Another way to sync to iOS is to use Git. Basically you store everything in Git and clone down to the local Obsidian storage location. It’s a faff though; you have to commit/push/pull through another app like Working Copy, and it means every change on desktop has to be committed / pushed / pulled too. There is a community plugin to semi-automate that, but it’s still so much less immediate than plain file syncing, especially if you share your vault. It didn’t seem worth the trouble given my use case.

Theming

The default Obsidian theme is fine, but it’s nice to be able to change it; there are loads of community themes.

I chose to use Prism, because it is highly configurable via the Style Settings Plugin.

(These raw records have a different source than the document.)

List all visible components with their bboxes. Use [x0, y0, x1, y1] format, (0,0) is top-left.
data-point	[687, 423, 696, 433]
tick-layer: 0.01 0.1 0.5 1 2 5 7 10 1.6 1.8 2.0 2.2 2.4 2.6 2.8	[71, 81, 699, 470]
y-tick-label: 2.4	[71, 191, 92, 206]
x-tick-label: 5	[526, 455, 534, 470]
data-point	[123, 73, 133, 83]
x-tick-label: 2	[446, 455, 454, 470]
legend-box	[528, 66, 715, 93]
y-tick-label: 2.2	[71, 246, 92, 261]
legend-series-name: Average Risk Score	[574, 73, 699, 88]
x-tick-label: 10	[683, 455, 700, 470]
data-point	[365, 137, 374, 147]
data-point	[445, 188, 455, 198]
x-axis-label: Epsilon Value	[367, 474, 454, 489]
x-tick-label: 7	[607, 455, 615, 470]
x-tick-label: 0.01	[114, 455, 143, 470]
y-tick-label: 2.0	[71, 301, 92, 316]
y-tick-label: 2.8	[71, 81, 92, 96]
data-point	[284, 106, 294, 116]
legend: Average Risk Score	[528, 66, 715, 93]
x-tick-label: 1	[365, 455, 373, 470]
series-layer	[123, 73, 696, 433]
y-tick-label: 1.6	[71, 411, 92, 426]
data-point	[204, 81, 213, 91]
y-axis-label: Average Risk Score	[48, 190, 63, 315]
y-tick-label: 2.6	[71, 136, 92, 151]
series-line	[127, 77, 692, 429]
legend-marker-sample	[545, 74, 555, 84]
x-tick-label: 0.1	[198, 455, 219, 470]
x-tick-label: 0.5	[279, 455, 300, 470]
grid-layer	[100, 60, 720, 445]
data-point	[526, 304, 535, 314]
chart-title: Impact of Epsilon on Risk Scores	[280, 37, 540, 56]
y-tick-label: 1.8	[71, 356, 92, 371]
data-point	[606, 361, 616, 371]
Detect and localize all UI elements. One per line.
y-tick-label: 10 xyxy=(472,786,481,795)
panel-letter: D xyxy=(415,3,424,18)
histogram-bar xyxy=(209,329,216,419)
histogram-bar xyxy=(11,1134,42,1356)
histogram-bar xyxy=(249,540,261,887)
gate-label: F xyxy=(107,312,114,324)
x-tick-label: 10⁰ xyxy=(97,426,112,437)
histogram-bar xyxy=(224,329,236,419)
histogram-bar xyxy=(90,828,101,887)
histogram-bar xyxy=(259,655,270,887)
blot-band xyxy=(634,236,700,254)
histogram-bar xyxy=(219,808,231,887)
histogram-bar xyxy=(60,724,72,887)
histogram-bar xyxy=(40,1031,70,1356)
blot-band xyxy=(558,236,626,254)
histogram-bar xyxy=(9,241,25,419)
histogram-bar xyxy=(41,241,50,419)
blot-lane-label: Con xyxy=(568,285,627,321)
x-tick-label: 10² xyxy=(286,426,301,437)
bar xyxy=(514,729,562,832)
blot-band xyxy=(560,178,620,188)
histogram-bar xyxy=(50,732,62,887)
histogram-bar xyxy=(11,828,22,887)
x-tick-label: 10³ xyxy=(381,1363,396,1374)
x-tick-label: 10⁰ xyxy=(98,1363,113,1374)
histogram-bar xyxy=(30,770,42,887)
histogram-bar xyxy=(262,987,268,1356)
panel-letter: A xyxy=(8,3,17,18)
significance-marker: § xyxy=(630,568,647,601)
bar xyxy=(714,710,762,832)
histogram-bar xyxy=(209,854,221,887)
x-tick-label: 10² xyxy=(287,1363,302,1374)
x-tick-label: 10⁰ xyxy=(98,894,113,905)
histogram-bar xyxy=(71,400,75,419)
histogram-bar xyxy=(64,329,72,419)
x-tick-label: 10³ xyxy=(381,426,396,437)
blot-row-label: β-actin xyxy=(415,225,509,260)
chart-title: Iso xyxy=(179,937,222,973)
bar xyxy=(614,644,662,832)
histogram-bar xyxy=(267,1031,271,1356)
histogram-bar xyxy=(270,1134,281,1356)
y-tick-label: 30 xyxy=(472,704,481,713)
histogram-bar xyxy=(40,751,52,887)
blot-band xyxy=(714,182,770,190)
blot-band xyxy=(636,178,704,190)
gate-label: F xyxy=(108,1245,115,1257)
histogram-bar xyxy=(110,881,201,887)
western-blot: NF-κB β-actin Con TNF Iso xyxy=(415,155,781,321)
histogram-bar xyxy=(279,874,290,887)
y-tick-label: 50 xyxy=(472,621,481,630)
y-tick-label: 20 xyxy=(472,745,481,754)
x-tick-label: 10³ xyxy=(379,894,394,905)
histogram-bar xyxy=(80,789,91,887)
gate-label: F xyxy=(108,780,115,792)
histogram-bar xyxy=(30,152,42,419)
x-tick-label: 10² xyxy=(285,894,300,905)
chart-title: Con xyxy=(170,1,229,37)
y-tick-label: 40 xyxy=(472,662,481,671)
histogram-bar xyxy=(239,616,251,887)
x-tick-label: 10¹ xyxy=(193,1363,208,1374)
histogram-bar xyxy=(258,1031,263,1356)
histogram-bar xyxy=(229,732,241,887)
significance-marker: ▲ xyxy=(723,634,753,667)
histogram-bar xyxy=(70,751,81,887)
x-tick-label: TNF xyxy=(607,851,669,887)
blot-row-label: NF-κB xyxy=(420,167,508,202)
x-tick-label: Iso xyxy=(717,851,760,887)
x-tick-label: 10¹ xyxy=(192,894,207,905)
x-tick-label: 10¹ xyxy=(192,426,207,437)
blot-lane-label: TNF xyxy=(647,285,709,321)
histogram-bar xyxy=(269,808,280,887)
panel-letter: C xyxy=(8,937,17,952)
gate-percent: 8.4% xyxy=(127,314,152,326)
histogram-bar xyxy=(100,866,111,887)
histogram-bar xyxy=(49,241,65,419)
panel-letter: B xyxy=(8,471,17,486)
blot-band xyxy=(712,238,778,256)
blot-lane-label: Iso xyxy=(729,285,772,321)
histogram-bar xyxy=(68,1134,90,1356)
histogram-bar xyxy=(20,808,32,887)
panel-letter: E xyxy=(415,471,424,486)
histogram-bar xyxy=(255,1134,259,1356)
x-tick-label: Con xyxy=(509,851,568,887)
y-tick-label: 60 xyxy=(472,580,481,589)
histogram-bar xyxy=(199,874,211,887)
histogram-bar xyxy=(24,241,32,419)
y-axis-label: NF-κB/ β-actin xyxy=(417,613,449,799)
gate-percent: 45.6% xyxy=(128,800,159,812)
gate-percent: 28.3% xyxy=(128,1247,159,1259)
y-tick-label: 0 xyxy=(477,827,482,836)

I mention this because I didn’t look at Prism until I’d been through loads of others, each of which was almost to my liking but not quite, and to tweak them required forking and changing CSS etc. Prism didn’t catch my eye at first because its theme icon is a project logo rather than a preview, but after I tried it, I preferred it to all the others because of these config-based adjustment options. Recommended.

Plugins

I was told early on that “just wait until you see what the community plugins can do”, and they’re not wrong.

I haven’t played with many yet, but the top used ones are a good guide to what’s hot. I’ve installed the following so far:

  • Editing Toolbar. By default Obsidian just expects you to know Markdown, which is fine for me, but my wife doesn’t use Markdown regularly like I do. This plugin adds a formatting toolbar to make that friendlier.
  • Style Settings. As mentioned above, this provides configuration options for the Prism theme (among other things)
  • Excalidraw. Remember how OneNote has crap diagramming because Microsoft want to nickel & dime people for Visio? This adds Excalidraw diagramming support right in Obsidian, and it’s great.

Plugins I haven’t tried yet but have my eye on:

  • Kanban. Want to put Trello in Obsidian? That’s basically this. All our stuff is still in Trello right now, but I wonder whether this might be in my future.
  • Tasks. A list-based task management system instead.
  • Advanced Tables. Helper for working with tables in Markdown. Actually you know what, I’m going to install this one right after I’ve finished this post. 🙂

Conclusion

A lot of people recommended Obsidian to me, and I can see why. I wish I’d started using it a long time ago, but as they say, the second-best time to start doing anything is now 🙂

I especially recommend moving across if you’re on OneNote, which looks especially tatty once you see the contrast. I hope this guide helps you make the move; the good news is that even with having to figure this stuff out for myself, it still only took me about a day to do. With this info, it should hopefully take you a lot less. Happy note taking!